Step 3 — At the hospital: Present your GJAY or BSKY card (or Ayushman card if PM-JAY integrated) at the empanelled hospital's help desk. Treatment is cashless — no advance payment is required. In emergencies, the card can be submitted within 72 hours of hospitalisation.
Empanelled hospitals: The list is available at gjay.odisha.gov.in/empanelledhospital. The integration with Ayushman Bharat from February 2025 significantly expanded the network — hospitals listed under PM-JAY are now also accessible to GJAY beneficiaries.
What NGOs Need to Know — the Practical Reality
1
The BSKY-to-GJAY transition confusion is ongoing. Many beneficiaries still refer to BSKY and are uncertain whether their card works. The answer is yes — existing BSKY cards remain valid. NGOs can reduce confusion by proactively communicating this in communities.
2
The PM-JAY integration changed the hospital network. Since April 2025, GJAY beneficiaries can access all Ayushman Bharat-empanelled hospitals. This dramatically expands the usable hospital network — particularly for specialist care. However, some hospitals that previously accepted BSKY have reported implementation gaps in the transition. NGOs should advise beneficiaries to verify hospital empanelment before travel.
3
Women's additional Rs. 5 lakh coverage is underutilised.
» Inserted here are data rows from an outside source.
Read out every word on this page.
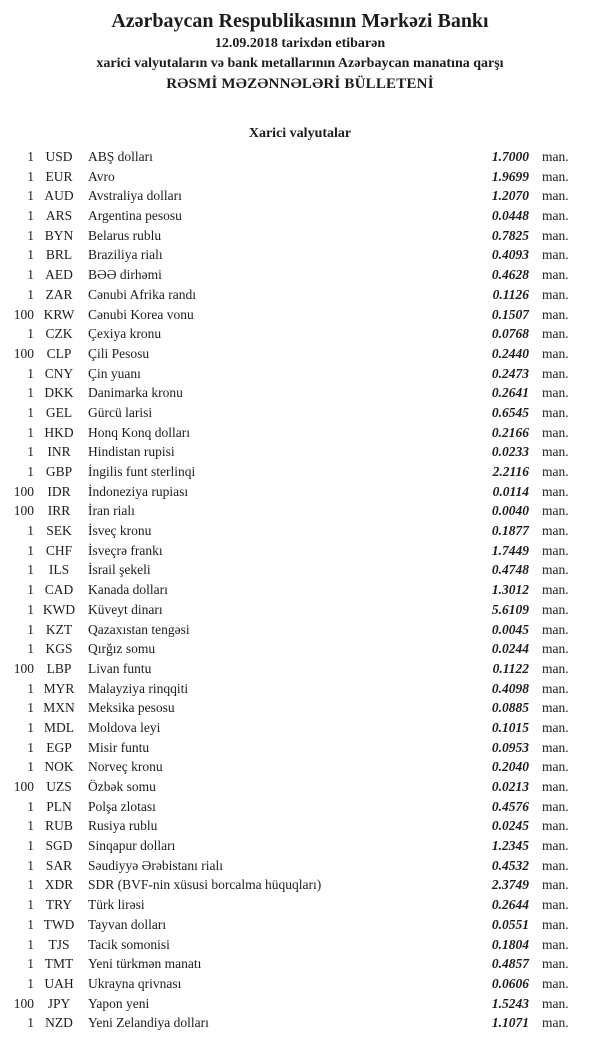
Azərbaycan Respublikasının Mərkəzi Bankı
12.09.2018 tarixdən etibarən
xarici valyutaların və bank metallarının Azərbaycan manatına qarşı
RƏSMİ MƏZƏNNƏLƏRİ BÜLLETENİ
Xarici valyutalar
1 USD	ABŞ dolları	1.7000 man.
1 EUR	Avro	1.9699 man.
1 AUD	Avstraliya dolları	1.2070 man.
1 ARS	Argentina pesosu	0.0448 man.
1 BYN	Belarus rublu	0.7825 man.
1 BRL	Braziliya rialı	0.4093 man.
1 AED	BƏƏ dirhəmi	0.4628 man.
1 ZAR	Cənubi Afrika randı	0.1126 man.
100 KRW	Cənubi Korea vonu	0.1507 man.
1 CZK	Çexiya kronu	0.0768 man.
100 CLP	Çili Pesosu	0.2440 man.
1 CNY	Çin yuanı	0.2473 man.
1 DKK	Danimarka kronu	0.2641 man.
1 GEL	Gürcü larisi	0.6545 man.
1 HKD	Honq Konq dolları	0.2166 man.
1 INR	Hindistan rupisi	0.0233 man.
1 GBP	İngilis funt sterlinqi	2.2116 man.
100 IDR	İndoneziya rupiası	0.0114 man.
100	IRR	İran rialı	0.0040 man.
1 SEK	İsveç kronu	0.1877 man.
1 CHF	İsveçrə frankı	1.7449 man.
1	ILS	İsrail şekeli	0.4748 man.
1 CAD	Kanada dolları	1.3012 man.
1 KWD Küveyt dinarı	5.6109 man.
1 KZT	Qazaxıstan tengəsi	0.0045 man.
1 KGS	Qırğız somu	0.0244 man.
100 LBP	Livan funtu	0.1122 man.
1 MYR	Malayziya rinqqiti	0.4098 man.
1 MXN Meksika pesosu	0.0885 man.
1 MDL	Moldova leyi	0.1015 man.
1 EGP	Misir funtu	0.0953 man.
1 NOK	Norveç kronu	0.2040 man.
100 UZS	Özbək somu	0.0213 man.
1 PLN	Polşa zlotası	0.4576 man.
1 RUB	Rusiya rublu	0.0245 man.
1 SGD	Sinqapur dolları	1.2345 man.
1 SAR	Səudiyyə Ərəbistanı rialı	0.4532 man.
1 XDR	SDR (BVF-nin xüsusi borcalma hüquqları)	2.3749 man.
1 TRY	Türk lirəsi	0.2644 man.
1 TWD	Tayvan dolları	0.0551 man.
1	TJS	Tacik somonisi	0.1804 man.
1 TMT	Yeni türkmən manatı	0.4857 man.
1 UAH	Ukrayna qrivnası	0.0606 man.
100	JPY	Yapon yeni	1.5243 man.
1 NZD	Yeni Zelandiya dolları	1.1071 man.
The additional Rs. 5 lakh for women members — making total potential coverage Rs. 10 lakh for families with women — is not widely known in communities. This matters enormously for obstetric emergencies, gynaecological conditions, and cancer. NGOs can focus awareness specifically on this provision.
4
The Surendra Sai Dibya Drusti Yojana is a companion scheme. The current government launched the Surendra Sai Dibya Drusti Yojana alongside GJAY — providing free cataract surgery, eye check-ups, and power glasses for those who need them, with Rs. 45 crore allocated in 2024-25. This is separate from the GJAY eye surgery coverage and extends to a wider population.
5
PVTG communities need facilitated access. For Particularly Vulnerable Tribal Group communities — Bonda, Didayi, Chuktia Bhunjia, Dongria Kondh, and others — who are all automatically eligible under PM-JANMAN coverage, a GJAY-linked camp approach that brings the card issuance process to the community is the only realistic access pathway. NGOs working in these areas should coordinate with block health officers to arrange this.
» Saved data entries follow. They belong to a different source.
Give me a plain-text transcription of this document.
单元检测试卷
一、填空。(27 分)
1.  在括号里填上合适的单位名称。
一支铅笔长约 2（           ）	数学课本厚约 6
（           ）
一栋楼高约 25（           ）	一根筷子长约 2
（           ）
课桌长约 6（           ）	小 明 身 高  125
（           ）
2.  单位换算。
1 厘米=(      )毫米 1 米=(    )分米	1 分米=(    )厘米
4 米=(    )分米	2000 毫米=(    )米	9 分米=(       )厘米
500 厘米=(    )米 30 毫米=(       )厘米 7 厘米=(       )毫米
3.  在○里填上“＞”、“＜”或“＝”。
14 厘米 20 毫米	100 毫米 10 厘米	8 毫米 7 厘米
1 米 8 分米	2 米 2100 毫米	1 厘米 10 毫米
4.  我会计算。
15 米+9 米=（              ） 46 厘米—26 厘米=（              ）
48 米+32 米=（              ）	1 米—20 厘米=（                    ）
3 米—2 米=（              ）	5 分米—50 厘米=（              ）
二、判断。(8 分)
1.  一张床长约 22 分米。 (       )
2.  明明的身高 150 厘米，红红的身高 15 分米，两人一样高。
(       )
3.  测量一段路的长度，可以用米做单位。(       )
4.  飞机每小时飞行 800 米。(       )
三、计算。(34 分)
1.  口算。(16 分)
How JaBaSu Helps NGOs Connect Their Communities
Community health entitlement camps
JaBaSu coordinates with CHOs (Community Health Officers), ANMs, ASHAs, and Mo Seva Kendra operators to organise GJAY card issuance and verification camps in underserved areas. A single well-organised camp can cover an entire gram panchayat in one day.
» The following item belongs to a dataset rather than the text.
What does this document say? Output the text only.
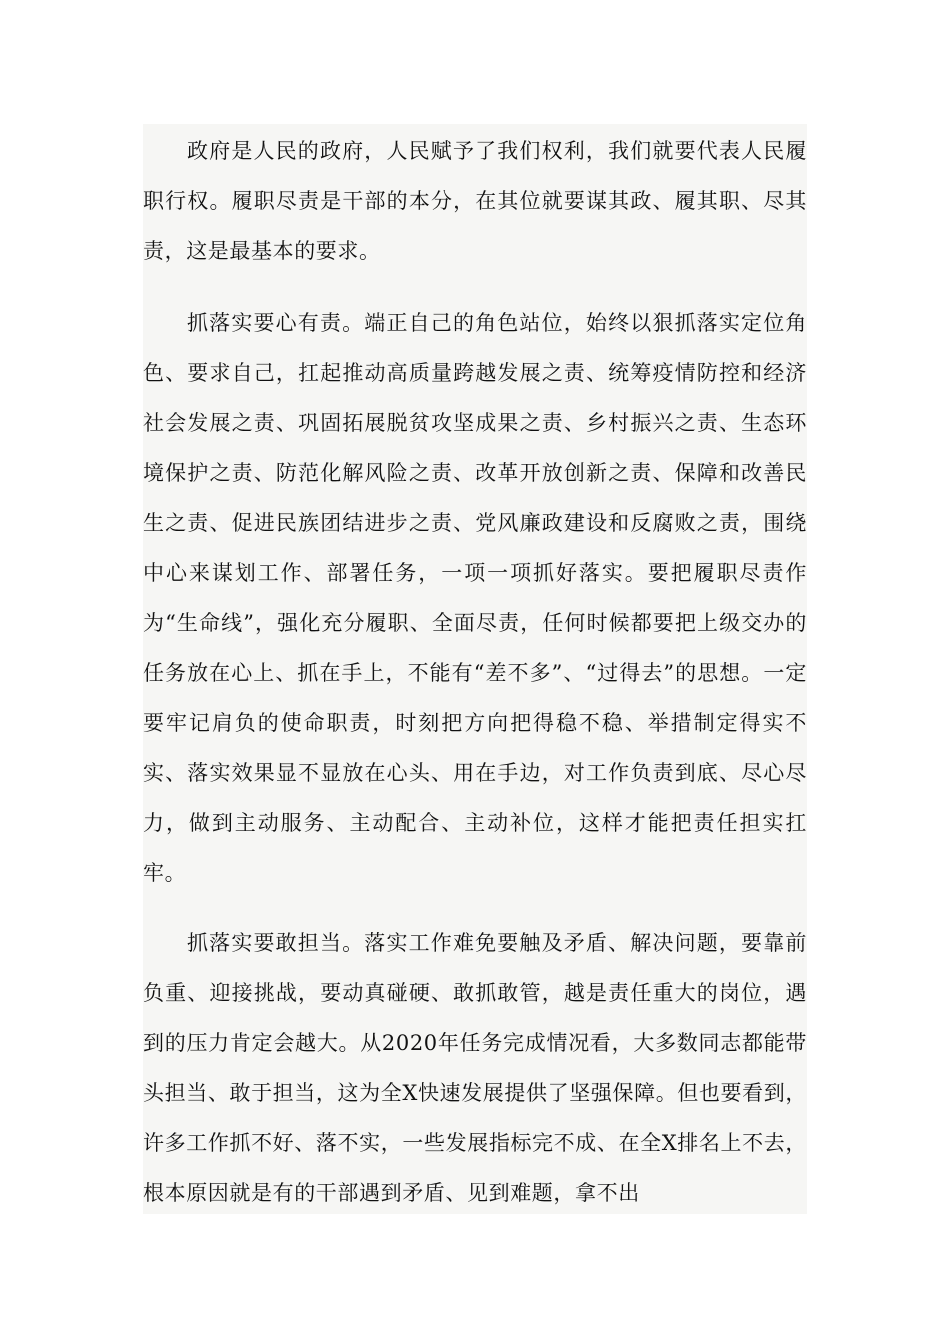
政府是人民的政府，人民赋予了我们权利，我们就要代表人民履职行权。履职尽责是干部的本分，在其位就要谋其政、履其职、尽其责，这是最基本的要求。

抓落实要心有责。端正自己的角色站位，始终以狠抓落实定位角色、要求自己，扛起推动高质量跨越发展之责、统筹疫情防控和经济社会发展之责、巩固拓展脱贫攻坚成果之责、乡村振兴之责、生态环境保护之责、防范化解风险之责、改革开放创新之责、保障和改善民生之责、促进民族团结进步之责、党风廉政建设和反腐败之责，围绕中心来谋划工作、部署任务，一项一项抓好落实。要把履职尽责作为“生命线”，强化充分履职、全面尽责，任何时候都要把上级交办的任务放在心上、抓在手上，不能有“差不多”、“过得去”的思想。一定要牢记肩负的使命职责，时刻把方向把得稳不稳、举措制定得实不实、落实效果显不显放在心头、用在手边，对工作负责到底、尽心尽力，做到主动服务、主动配合、主动补位，这样才能把责任担实扛牢。

抓落实要敢担当。落实工作难免要触及矛盾、解决问题，要靠前负重、迎接挑战，要动真碰硬、敢抓敢管，越是责任重大的岗位，遇到的压力肯定会越大。从2020年任务完成情况看，大多数同志都能带头担当、敢于担当，这为全X快速发展提供了坚强保障。但也要看到，许多工作抓不好、落不实，一些发展指标完不成、在全X排名上不去，根本原因就是有的干部遇到矛盾、见到难题，拿不出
Hospital linkage for referral cases
When communities face medical emergencies requiring tertiary care — cancer, cardiac conditions, renal failure — the practical challenge is knowing which empanelled hospital in Bhubaneswar, Cuttack, or Berhampur to approach, and how to navigate the admission process. JaBaSu maintains a current list of GJAY-empanelled tertiary hospitals and can guide NGO field staff through the referral pathway for their community members.
Grievance escalation
When eligible families are denied cashless treatment at empanelled hospitals — a documented issue during the BSKY-to-GJAY transition — JaBaSu can formally escalate to the GJAY district nodal officer and the CDMO. Individual NGOs rarely have the institutional standing to do this effectively.
NHM convergence
JaBaSu connects NGOs' ASHA-related programming with GJAY's maternal health provisions — particularly the obstetrics and gynaecology coverage that can be accessed for safe institutional deliveries in private empanelled hospitals, reducing the maternal mortality risk that persists in areas far from government facilities.